By : Nikon School Blog | 22 Dec, 2017 |
Pets are as much a part of our lives as our human family members. Whoever has ever had a pet will understand the importance of having their wonderful memories preserved as images of various moments of their lives. It is sad that most pets, like dogs, cats and birds have a much shorter life span than ours. After they're gone, we are left saddened and miss them forever. This is why we must try to take some memorable images of our pets while they are still doing what they do best – being cute and giving us their selfless love.
When to shoot?
The best time to shoot them is when they are in a good mood and feeling cheerful. However, a flip side to this is that while they're being very playful, especially dogs, it's quite difficult to get them to pose or be stable for a decent shot.

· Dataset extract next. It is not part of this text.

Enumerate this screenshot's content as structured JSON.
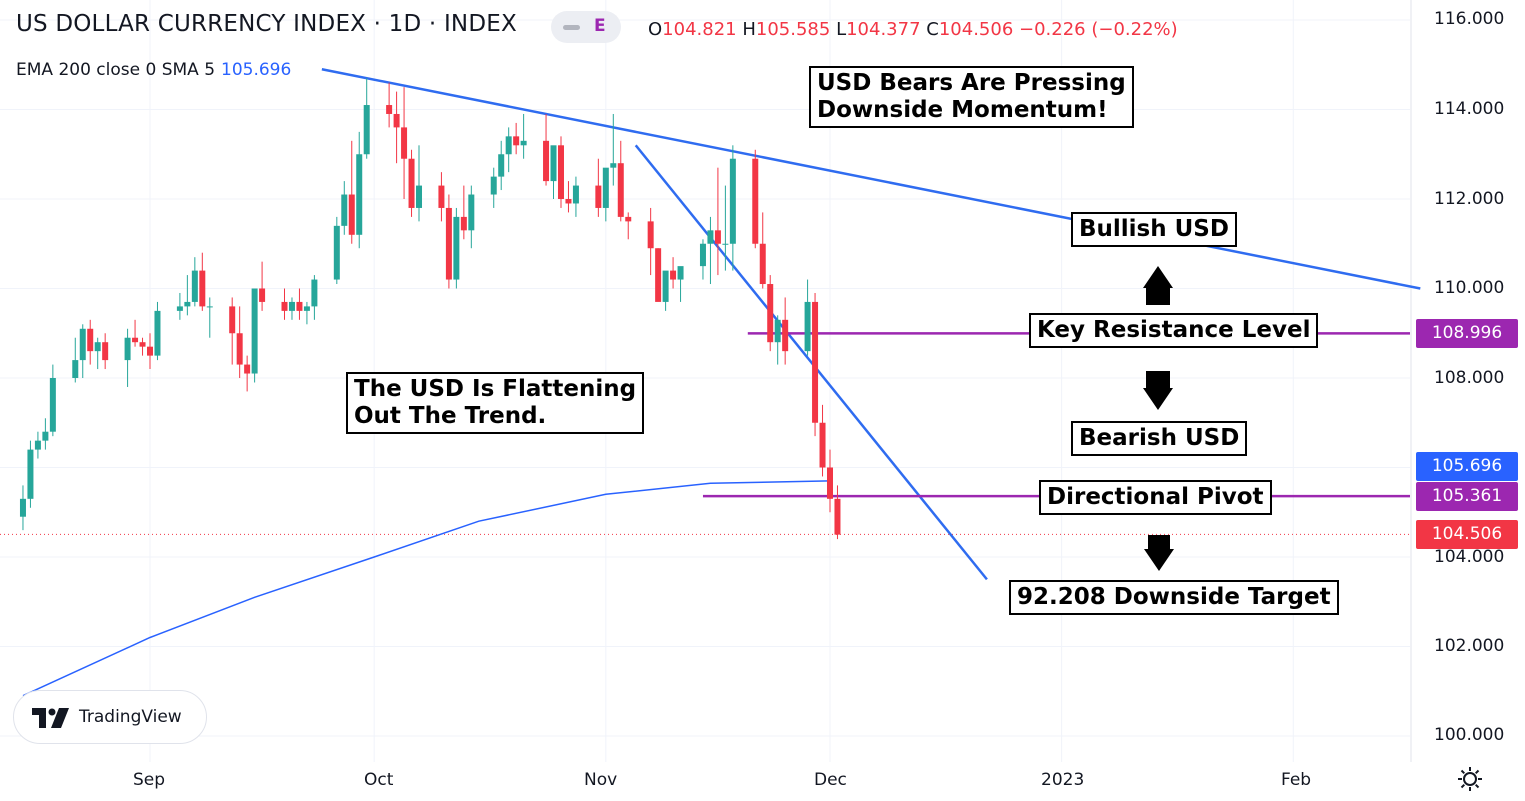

If you're having difficulty shooting your pets at play, choose a time when they're resting, like just after a meal, or immediately after they wake up.
Even while sleeping, many pets make funny postures, make sure you capture these moments.
Make them comfortable
Pets will certainly not understand the importance of you trying to take their picture. So, don't make them uncomfortable by scolding them or forcing them to do things they do not want to. Often, such images look forced and may make you feel bad when you look at them years later.
Make them comfortable by saying nice things and petting them, or treat them with goodies they love, after each shot. They'll make the connection soon, and may even start posing for you!
Unless you're trying a studio shoot with full set up, stick to basics. Use daylight as much as possible. Even while shooting indoors, use window or balcony light to keep the images natural. If you can use flash, use it by bouncing off the ceiling or walls.
Focus on eyes
Just like human portraits, pet portraits should always have sharp focus on their eyes. Try using single point focus on the pet's eyes for when they are static for some time. For moving pets, use dynamic point and take multiple shots.
Pets will often give you a variety of expressions that can be cute, funny, and even emotional. To ensure you do not miss out on any of these, shoot multiple images by using the continuous drive mode.
To get interesting perspective, try going down at the level of the pet. Avoid shooting from your level and looking down all the time.
Use open apertures like f/2.8 to 5/5.6 for shallow depth of field. If you're shooting more than one pet, then increase depth of field by choosing a smaller aperture, like f/8 or f/11. Use Aperture priority (A) Mode for best results.
Use single point AF and AF-S for pets at rest. Switch to AF-C and Dynamic or 3D tracking mode for moving pets.
For fast moving pets, select a shutter speed between 1/500 and 1/1000 in Shutter priority (S) mode. Use ISO 200 - 400 in bright conditions, and 800 - 1600 in overcast and low light conditions.